Remember, pruning stimulates growth. Above and below the soil level.
That said, it doesn't sound like your trees are root bound. If not, I would leave the soil alone so as to not disturb (read, break off) the delicate root hairs. Similarly, do not drop the pots, as that will also tear off the root hairs.
If the plants *are* root bound, I take a knife and make verticle slices in the mat of roots. Again, I don't do any other digging or pulling, to protect the root hairs.
Old wisdom was to highly amend the soil when planting, to give the young tree a boost. More current research has shown this causes the roots to stay in the planting hole, not venturing into the
native soil, and they become root bound or girdle the tree. Trees/bushes planted in this method will be prone to tipping over (popping out of the hole) in high winds.

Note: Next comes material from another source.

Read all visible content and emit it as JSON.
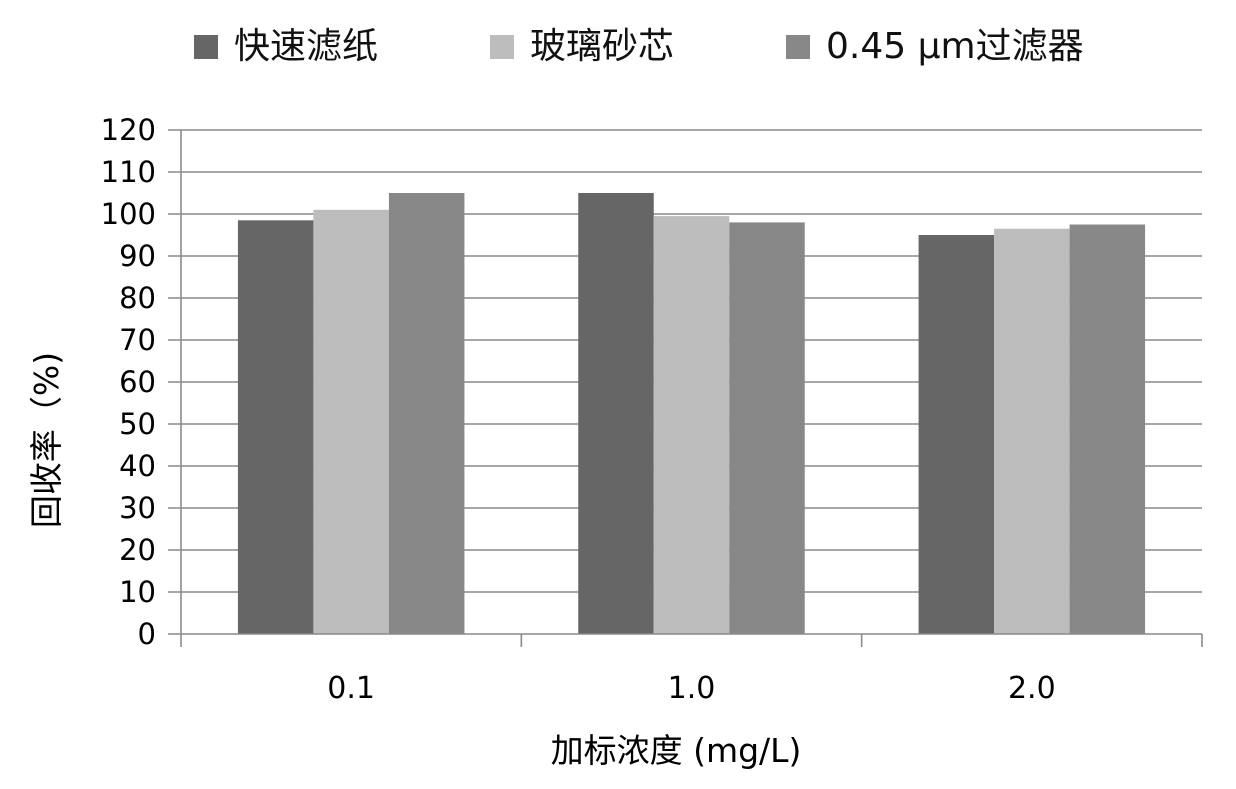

The logic is, the tree will be in the native soil for decades, so it may as well get used to it. The best I do for transplants is put some top soil in the bottom of the hole (ala Brenda's forest soil) and the subsoil on top. There are no tree roots at the soil surface, only weeds and grass. So the weeds can have the subsoil
Then I mulch heavily to start feeding the tree and building the soil from above, as nature does.
Even without soil amendments, The roots may hit the compacted soil and just turn and grow around inside the hole. Again, becoming root bound. So cut some slits in the side and bottom of the hole with your shovel. The roots will grow into the slit, have nowhere to turn, and force their way out into the surrounding soil.